The one year game develpoment duel



Stats From the First Quarter

It’s hard to believe that we’re already 3 months into the competition. My first quarter of game development consisted of many highs and lows, but most importantly I still consider it among the most rewarding things I’ve done. From a purely stats perspective, I think my productivity can be summed up as a strong start, medium middle, and lacking end. I thought it would be fun to look at some concrete numbers, so here is what I came up with.

Full Infographic ]          [ Current state of my game ]



Overall, it is tough to make any concrete conclusions on these numbers, but here are my thoughts:

  • One line of production ready gamedev code is harder than one line of web code. I’d attribute this to web code being predictable and routine while game code is very situational, which requires more thought.
  • I truly believe I’ll be able to write faster code in Swift. As a basic example, my largest Objective-C commit back in April came with a ResuceTime productivity score of 91. The similar commit in June with Swift had a score of 72. Part of that can be attributed to experience, but not all.
  • Regardless of my switch to Swift, I would have still had to refactor my first two months of work. When learning something new, plan to throw a lot of your mistakes away.
  • Looking at deletions, it’s safe to say I refactor or clean up ~30% of the code I write.


Rescuetime has been a great tool to track hours at the computer, so we have them to thank for the productivity data. In general, I consider myself a very effective worker, so I don’t usually resort to todo lists, bug trackers, or any other project management software. That said, Magic: The Gathering has been a huge distractor at work, so we have had to implement a rule on how often we’re allowed to play. Aside from that, the days at the office have been productive.


Things to consider with this data:

  • 17 lines of code per hour is assuming that both my Objective-C and Swift project count as “production ready.” Really though, if we just look at my Swift project as the final version, that number drops to 6.29 lines per hour.
  • If you don’t count my vacation time against me, I’m working on a computer for just over 6 hours each day.
  • If work is a 9 hour day, the other 3 hours are spent at lunch, playing games, working on art or brainstorming.
  • Right now, I’d say I need to increase the 6 hours a day by 30-60 minutes to be content with my effort.
  • Work / life balance is solid right now. Definitely don’t have the financial pressure of a start-up, which makes this time around a different type of experience.


I frequently ask myself why I track and care about social stats. Without a doubt, having a large social audience would make launching something easier. But, is an audience a necessity? I feel like most of the people I know with large followings earned their following by putting good work out there. The following was a result of hard work in the beginning — not the other way around. So, while a giant social reach would undoubtedly help, will great products still sell themselves?

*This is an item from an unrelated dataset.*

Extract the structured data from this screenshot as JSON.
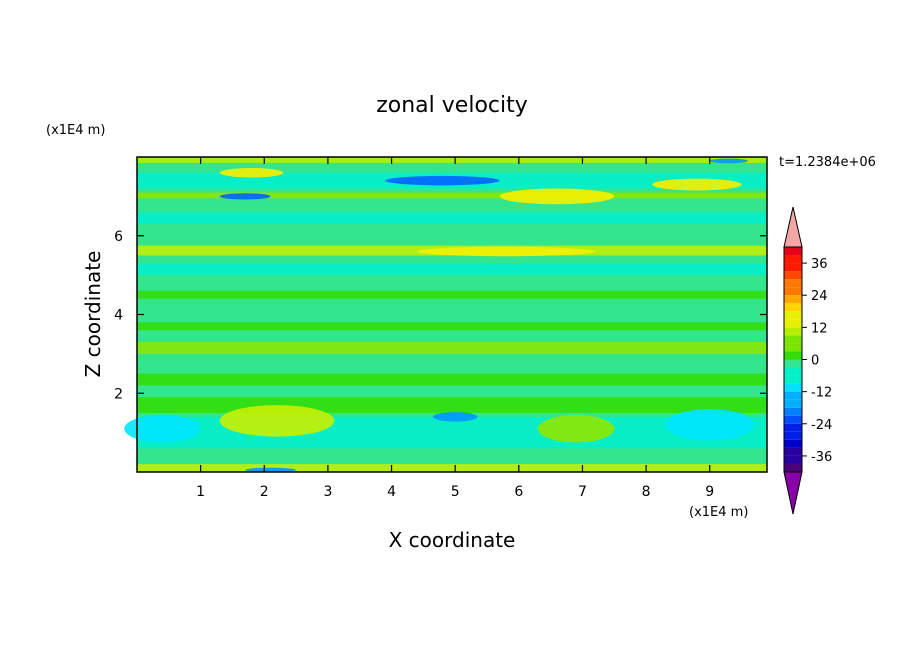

The other aspect I’m intersted in conveying is just how hard it can be to make people care about you. With every person blogging and tweeting, it is hard to have your voice heard. It’s also much easier to say “I’ll care about the person when they show me something worth caring about.” If I’m being honest, I wouldn’t have much confidence in a gamedev competition taking place between two random people on the internet, so it is interesting tracking what it takes to get people to stay interested in ours.

With all that in mind, let’s look at some numbers:


As for my thoughts:

  • I’m currently tweeting about once per day. I have no desire to artificially raise this number. I’d like to tweet when relevant — not just to play a game to gain followers.
  • Even though I only have 10 subscribers, I’ve been pleasantly surprised with my YouTube experience. I’m happy to have my progress documented in video format, and having to show & tell every two weeks is a huge motivational tool.
  • Have a look at Chris’s post for stats on our blog. Overall, it is slow, but growing. As personal critique, I’d like to see more concise technical articles. I also look forward to getting out of the learning phase, and into the experimenting phase with game dev. I feel there will be more appeal for concept art, level design, etc.
2 of you did not hold your tongue!
  1. This is an awesome breakdown! I'll start doing this since I often feel like I'm churning. I can see that you guys are working and making progress. I would like to see you tweet more than once a day. I enjoy seeing people update their followers regarding struggles, triumphs, and plain status updates. I'm curious about when you redactor; does it sidetrack you or does it springboard you write cleaner "new" code?

  2. Thanks for the notes. Refactoring is hit or miss for me. When I'm not rushed, I tend to enjoy the process of reading about, learning and implementing new code techniques. There is a satisfaction with having clean / efficient code. I'd say that happens ~35% of the time. The other 65% of refactoring I tend to hate. Either way, it always results in productive new code – I never regret it.